Voici l’objet du litige, déposé le 2 mars 2020 sur la page de la praticienne :

« Zéro professionnalisme à fuir arnaqueuse et voleuse j’en suis outré ne vous faites pas avoir sur les quelques avis positif que vous avez pu lire sur cette page car vous ferez avoir c’est mon cas vous tomberez sur une équipe au air super gentille super accueillant mais apeurer de la sorcière qui se cache dans la salle de travaille et qui sais comment encaisser l’argent a toute vitesse mais quand on rencontre un litige avec le travail effectué il faut écrire des lettres à Madame pour trouver un arrangement. »

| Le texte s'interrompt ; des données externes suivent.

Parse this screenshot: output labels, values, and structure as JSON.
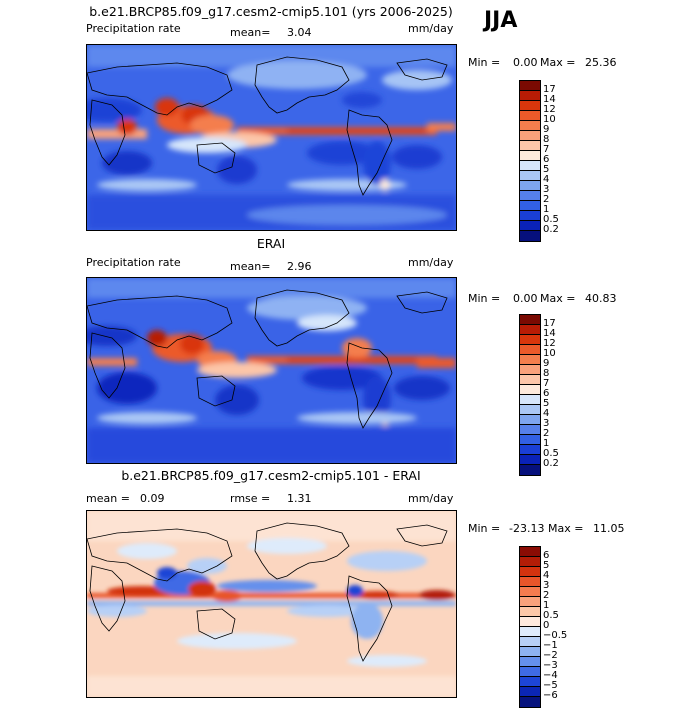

Pour ouvrir le droit à réparation, le juge relève que l’odontologiste est « totalement identifiée » par les propos tenus en ligne, et que leur teneur « comporte des allégations et des imputations de faits portant atteinte à son honneur et à sa considération (probité et compétence professionnelle) spécialement formulées à cet effet dans le cadre d’un conflit en cours avec le praticien ».

Plus précisément le magistrat souligne que l’avis a été « manifestement émis » par la sœur de la patiente, incitée par cette dernière. Les deux femmes sont donc condamnées solidairement. Elles devront, en plus des dommages et intérêts, s’acquitter de 1 500 € pour frais de justice et de 1 690 € d’impayés.

La base juridique de la décision rendue par la juridiction est l’article 29 de la loi du 29 juillet 1881 qui dispose que : « Toute allégation ou imputation d’un fait qui porte atteinte à l’honneur ou à la considération de la personne ou du corps auquel le fait est imputé est une diffamation. La publication directe ou par voie de reproduction de cette allégation ou de cette imputation est punissable, même si elle est faite sous forme dubitative ou si elle vise une personne ou un corps non expressément nommés, mais dont l’identification est rendue possible par les termes des discours, cris, menaces, écrits ou imprimés, placards ou affiches incriminés. Toute expression outrageante, termes de mépris ou invective qui ne renferme l’imputation d’aucun fait est une injure. »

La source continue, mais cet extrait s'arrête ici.